Андрей уже не слушал, отставил тарелку – за окном голоса, поселковые ребята перекликаются, где-то упруго прыгает футбольный мяч. Вера Павловна напряженно приглядывается к сыну – даже самый насущный разговор не может поглотить его полностью, оторвать от того, что осталось за пределами дома – он никогда не остается с ней, один, сам по себе, ее Андрюшкой, только ее сыном, всегда невидимо, неотделимо присутствуют друзья, ребята, девочки-мальчики.
– Тебе еще очень многое непонятно, сынок, непонятны заботы матери.
– Ты не заботишься, ты дрожишь надо мной.
– Потерять сыновей и мужа в один день не так легко, сынок.
– Прости, мама, я не хотел…
Он уже не смотрел в окно, он вдруг увидел ее, не привычный с детства образ – маму, а такой, как сейчас перед ним: чуть сутулящейся, озабоченной, усталой. Что-то особенное в ее облике, упорство человека, принявшего непосильную ношу. Она не постарела, у нее нет постоянного возраста – она то старше, то моложе своих лет… Не постарела, а стала еще сосредоточеннее, строже.
– Извини, мама, по-моему, сейчас не надо ни о чем говорить.
– А по-моему, надо. Сейчас. Как раз сейчас. Не собираюсь поучать тебя, мой мальчик, но учить обязана. Дружба тогда дружба, когда она придает силы, уверенность, поддерживает, а не обессиливает, выбивает из колеи. Дружба – это место в жизни; а неприкаянность – какая ж это жизнь? Постой, потерпи, сынок, еще должна сказать:
– Мама!..
– Вот видишь, как трудно обойтись без этого слова!.. Даже очень самостоятельным людям… Ты ничего не хочешь сказать мне, Андрюшка?
– Нет… Сегодня нет… – Андрей остановился в нерешительности. – Я не знаю, ничего не знаю, ничего не могу сказать сейчас.
– Тогда я скажу, сынок. Что бы ни случилось, какие самостоятельные решения ты ни принял – запомни: Люба Крутояр не лошадка с витрины «Детского мира»…
– Зачем ты говоришь об этом, зачем о ней?..
И вылетел, как всегда, через три ступени.
«Он прочел это проклятое письмо!..»
Вера Павловна завидовала людям, умеющим легко, бездумно гасить неполадки, оберегать нервы и душевный покой; происшедшее за день переживала и передумывала, хватало тревог и на вечер, и на бессонницу… Письмо она порвала, выбросила в мусорку… Но конверт… Не было конверта… Она не могла вспомнить – передал ей завуч конверт или оставил у себя.

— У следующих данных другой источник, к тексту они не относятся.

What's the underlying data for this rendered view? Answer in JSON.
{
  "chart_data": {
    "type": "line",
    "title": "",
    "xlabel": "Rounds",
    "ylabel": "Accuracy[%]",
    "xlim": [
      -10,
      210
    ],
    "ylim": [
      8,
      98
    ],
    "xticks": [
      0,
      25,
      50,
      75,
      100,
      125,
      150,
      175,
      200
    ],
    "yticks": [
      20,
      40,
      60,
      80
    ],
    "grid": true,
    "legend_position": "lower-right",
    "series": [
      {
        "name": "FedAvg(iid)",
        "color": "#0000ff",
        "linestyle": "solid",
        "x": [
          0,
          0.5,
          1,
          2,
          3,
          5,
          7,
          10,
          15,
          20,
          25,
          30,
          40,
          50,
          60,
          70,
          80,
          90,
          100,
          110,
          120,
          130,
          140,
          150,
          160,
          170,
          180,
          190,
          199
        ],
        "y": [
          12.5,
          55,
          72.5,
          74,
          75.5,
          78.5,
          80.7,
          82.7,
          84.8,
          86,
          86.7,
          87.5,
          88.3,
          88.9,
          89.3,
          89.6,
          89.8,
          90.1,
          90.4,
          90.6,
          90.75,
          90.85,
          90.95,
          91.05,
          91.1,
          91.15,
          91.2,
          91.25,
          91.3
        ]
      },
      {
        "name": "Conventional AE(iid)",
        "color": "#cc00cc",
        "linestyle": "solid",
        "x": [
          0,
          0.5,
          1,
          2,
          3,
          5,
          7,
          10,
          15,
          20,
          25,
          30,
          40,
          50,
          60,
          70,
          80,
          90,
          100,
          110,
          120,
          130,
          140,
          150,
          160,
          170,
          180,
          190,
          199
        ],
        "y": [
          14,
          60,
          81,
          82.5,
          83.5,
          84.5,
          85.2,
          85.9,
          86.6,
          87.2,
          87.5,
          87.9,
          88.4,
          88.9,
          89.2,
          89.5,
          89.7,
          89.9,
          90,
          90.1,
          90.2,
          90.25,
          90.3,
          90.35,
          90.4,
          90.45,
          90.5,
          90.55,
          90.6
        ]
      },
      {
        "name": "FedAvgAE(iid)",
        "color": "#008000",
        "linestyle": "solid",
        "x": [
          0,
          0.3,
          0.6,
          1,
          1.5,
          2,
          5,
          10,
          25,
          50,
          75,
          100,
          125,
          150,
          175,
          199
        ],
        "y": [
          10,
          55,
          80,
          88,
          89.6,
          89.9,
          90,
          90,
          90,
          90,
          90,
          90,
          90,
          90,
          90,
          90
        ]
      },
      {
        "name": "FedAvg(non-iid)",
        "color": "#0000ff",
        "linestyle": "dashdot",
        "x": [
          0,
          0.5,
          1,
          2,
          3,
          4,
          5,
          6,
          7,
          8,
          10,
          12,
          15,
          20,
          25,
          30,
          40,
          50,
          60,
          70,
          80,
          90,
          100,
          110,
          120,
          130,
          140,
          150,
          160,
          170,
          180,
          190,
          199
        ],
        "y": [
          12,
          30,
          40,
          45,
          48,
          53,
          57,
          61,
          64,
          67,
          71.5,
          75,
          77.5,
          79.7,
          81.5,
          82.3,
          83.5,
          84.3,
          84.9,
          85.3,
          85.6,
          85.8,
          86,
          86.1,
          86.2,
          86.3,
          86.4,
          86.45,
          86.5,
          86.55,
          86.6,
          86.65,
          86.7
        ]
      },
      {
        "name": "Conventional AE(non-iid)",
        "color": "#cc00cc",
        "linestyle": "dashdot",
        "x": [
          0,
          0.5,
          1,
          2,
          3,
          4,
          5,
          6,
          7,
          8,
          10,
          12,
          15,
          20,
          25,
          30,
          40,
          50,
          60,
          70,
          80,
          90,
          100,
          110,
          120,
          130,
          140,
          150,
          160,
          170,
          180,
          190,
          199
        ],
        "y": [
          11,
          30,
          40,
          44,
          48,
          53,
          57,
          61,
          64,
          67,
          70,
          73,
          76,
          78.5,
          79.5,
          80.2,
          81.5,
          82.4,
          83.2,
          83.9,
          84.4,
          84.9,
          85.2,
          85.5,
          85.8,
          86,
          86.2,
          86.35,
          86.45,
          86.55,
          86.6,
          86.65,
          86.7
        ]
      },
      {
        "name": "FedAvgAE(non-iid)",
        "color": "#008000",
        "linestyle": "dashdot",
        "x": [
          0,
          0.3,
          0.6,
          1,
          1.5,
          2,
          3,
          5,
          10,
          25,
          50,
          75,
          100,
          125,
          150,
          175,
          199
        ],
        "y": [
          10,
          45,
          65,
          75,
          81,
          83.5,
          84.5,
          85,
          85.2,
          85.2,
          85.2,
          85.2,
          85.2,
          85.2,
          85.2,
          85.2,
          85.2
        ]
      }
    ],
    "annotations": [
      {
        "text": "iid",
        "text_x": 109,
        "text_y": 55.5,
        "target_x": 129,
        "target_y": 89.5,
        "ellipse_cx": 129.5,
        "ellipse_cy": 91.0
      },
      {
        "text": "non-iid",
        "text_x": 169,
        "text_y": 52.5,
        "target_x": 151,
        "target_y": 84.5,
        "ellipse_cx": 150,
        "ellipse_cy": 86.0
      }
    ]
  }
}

Она перерыла портфель, сперва судорожно, наспех, потом тщательно перебрала каждый листок – конверта не было… Вере Павловне следовало заглянуть не в портфель, а в учебник алгебраического анализа – конверт лежал в учебнике под знаком периодичности функций; Андрей едва успел пробежать глазами корявые строчки письма, когда вернулась Вера Павловна, спрятал письмо в портфель, а конверт ткнул в учебник, потому что был надушен знакомыми духами: действовал безотчетно, не вполне еще осознавая смысл прочитанного.
И только ночью – вдруг проснулся, не зная почему – непривычная боль в груди и чувство обиды; не вспомнил, не думал о письме, но чувство обиды нарастало, становилось невыносимым, голову разламывало, губы пересохли – языком слышно: пересохли и горят; утром в зеркале увидел: припухли, потрескались.
С Любой о письме не говорил, в ее присутствии письмо казалось вздорным, его просто не было. Толковали о чем угодно, только не о том, что ночью мучило Андрея. Бродили по роще, ушли к березкам – белизна берез, сила обнаженных потоками корней, ощутимая глубина близкого леса, внезапный взмах крыла невидимой птицы, насыщенная весенней влагой земля – ничто не передавалось словами, не произносилось вслух.
И странно, именно в этот час духовной близости они едва не поссорились. Не из-за письма, письмо забылось.
– Зачем выскочила на уроке? Подскочила, руку тянула первоклашкой. – Он ревниво относился к ее поступкам, ко всему, что она говорила, думала. – Любишь выступать?..
– Ты что, Андрюша?
– А ничего. Любишь выступать перед ребятами.
Перестали вдруг петь птицы, небо утратило голубизну, повеяло асфальтовым перегаром, донесся гул перегруженной трассы.
– Зачем ты, Андрюша? – Она готова была расплакаться. – Мне и так сейчас трудно.
– Ладно, ну ладно… – растерялся Андрей. – Ну, я дурак, считай, что дурак и вообще скотина.
Хотел ее поцеловать и не поцеловал, взялись за руки, шли, как в песне поется, бежали знакомой тропкой, которую на тренировках называли стометровкой, а влюбленным хватало до рассвета.
– Чем ближе дом, тем страшнее возвращаться, – призналась Люба.
– Опять свое!
– Да, свое… Вчера соседи подобрали отца на улице, привели. Легко, думаешь?..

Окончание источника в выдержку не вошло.